Re: Model Digest Algorithm

"McBride, Brian" wrote:
> 
> The idea of a signature for a model is an excellent one, but I wonder if the
> algorithm needs more work.
>
> [...]
>
> The two Rx(subject_digest) cancel out and the resulting signature is
> independent of the
> subject in the model.
> 
> Brian McBride
> HPLabs

You are absolutely right. Sometimes coding happens faster than thinking
;) The algorithm was merely indented to illustrate the approach. If
digests are to be used seriously, a standard is needed. For now, to get
rid of this ugly bug I updated the algorithm for computing statement
digests as follows:

For subject s, predicate p, object o and digest function digest()
(currently SHA-1):

  d1 = digest(s)
  d2 = digest(p)
  d3 = digest(o)

  if(o instanceof Literal)
    circular rotate left d3 by 8 bits

  statement_digest = digest( concat(d1, d2, d3) )

In the final step, the digest algorithm is applied to the sequence of
bytes obtained by concatenation of d1, d2 and d3. This is slower, but
fairly waterproof.

As to efficiency: given a very large persistently stored repository of
RDF models, the digest computation can be implemented as a background
process.
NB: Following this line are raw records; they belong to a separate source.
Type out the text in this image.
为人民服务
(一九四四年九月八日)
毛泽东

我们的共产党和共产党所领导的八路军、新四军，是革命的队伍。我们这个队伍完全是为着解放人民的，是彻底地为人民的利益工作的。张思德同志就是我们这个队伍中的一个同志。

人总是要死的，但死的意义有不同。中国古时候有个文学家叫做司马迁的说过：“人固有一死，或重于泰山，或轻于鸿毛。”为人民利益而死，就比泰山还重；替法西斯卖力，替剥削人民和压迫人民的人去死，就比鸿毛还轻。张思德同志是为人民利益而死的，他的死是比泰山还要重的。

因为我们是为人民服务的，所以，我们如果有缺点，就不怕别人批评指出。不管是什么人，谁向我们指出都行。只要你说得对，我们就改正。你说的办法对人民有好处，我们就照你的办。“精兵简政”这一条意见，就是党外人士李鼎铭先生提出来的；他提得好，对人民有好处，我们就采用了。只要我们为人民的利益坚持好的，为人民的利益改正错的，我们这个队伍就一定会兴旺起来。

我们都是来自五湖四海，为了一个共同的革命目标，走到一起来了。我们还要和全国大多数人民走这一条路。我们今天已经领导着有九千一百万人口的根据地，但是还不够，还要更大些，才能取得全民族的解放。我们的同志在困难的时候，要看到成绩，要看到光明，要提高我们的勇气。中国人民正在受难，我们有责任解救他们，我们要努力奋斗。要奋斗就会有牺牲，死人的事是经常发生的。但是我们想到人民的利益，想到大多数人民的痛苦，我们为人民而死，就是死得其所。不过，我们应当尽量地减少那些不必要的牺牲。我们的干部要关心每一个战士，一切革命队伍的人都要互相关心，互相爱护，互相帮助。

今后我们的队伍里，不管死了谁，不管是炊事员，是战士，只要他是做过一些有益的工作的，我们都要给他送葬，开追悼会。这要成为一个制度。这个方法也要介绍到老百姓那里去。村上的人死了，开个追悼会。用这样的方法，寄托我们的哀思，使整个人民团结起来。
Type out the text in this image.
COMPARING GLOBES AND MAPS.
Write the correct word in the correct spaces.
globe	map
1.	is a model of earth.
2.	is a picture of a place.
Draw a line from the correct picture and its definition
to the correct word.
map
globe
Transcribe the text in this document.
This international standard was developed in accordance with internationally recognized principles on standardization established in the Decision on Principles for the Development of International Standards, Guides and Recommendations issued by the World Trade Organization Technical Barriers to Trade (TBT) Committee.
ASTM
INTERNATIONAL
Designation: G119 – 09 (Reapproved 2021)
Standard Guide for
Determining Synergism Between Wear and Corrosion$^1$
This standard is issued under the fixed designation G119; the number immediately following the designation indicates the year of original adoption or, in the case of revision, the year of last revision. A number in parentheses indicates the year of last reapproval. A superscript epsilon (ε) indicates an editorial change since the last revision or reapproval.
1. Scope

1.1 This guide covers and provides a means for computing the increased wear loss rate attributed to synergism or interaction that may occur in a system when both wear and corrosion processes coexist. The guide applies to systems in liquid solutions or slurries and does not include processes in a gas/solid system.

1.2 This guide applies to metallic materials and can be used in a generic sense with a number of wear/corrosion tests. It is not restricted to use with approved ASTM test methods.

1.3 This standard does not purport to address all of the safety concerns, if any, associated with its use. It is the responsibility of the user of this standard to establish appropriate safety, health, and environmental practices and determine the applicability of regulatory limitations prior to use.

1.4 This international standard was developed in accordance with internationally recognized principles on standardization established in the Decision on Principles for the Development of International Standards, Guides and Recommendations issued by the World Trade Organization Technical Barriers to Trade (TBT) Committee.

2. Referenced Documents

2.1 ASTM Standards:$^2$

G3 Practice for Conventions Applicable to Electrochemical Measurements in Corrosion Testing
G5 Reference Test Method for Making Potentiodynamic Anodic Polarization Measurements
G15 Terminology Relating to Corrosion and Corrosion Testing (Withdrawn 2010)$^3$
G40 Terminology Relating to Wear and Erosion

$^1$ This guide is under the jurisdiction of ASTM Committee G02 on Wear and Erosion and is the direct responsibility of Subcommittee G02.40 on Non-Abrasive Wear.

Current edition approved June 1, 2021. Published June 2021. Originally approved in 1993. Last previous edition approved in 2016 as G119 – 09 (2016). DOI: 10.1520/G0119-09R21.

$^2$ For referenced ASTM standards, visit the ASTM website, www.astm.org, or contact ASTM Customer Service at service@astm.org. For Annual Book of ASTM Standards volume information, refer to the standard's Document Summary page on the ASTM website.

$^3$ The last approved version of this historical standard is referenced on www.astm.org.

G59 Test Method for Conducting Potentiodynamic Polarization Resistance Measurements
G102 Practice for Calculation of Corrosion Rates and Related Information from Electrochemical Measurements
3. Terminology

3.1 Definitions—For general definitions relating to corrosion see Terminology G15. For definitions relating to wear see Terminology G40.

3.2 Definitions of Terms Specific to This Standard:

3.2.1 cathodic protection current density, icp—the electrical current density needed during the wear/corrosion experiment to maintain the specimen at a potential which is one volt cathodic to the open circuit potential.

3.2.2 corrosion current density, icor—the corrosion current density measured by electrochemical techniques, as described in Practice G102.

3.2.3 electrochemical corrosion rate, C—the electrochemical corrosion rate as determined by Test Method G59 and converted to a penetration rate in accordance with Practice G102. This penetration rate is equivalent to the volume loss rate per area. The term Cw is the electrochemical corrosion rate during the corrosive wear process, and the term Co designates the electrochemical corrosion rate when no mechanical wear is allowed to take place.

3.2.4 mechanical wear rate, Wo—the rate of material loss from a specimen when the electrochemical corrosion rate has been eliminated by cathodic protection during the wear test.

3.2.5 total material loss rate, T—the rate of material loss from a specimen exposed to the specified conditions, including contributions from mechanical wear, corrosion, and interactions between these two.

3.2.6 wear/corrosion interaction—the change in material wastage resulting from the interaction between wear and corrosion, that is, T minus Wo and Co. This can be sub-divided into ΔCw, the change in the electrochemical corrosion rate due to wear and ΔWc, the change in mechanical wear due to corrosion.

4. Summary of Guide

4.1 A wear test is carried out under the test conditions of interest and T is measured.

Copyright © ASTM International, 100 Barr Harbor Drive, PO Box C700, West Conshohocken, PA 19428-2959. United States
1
After that, for any given set of statements, the model digest
can be computed very fast (especially if you have a stored procedure to
do this). 

Currently it is a XOR over all statement digests having advantage that
model digest can be easily recomputed dynamically when statements are
added/deleted. Are you aware of other symmetrical algorithms that are
more secure and have the same nice property? If security of the current
approach is insufficient, this property can be dropped.

I'm putting together another bunch of updates and will release another
version of the API soon.

Sergey

Received on Saturday, 29 April 2000 02:04:34 UTC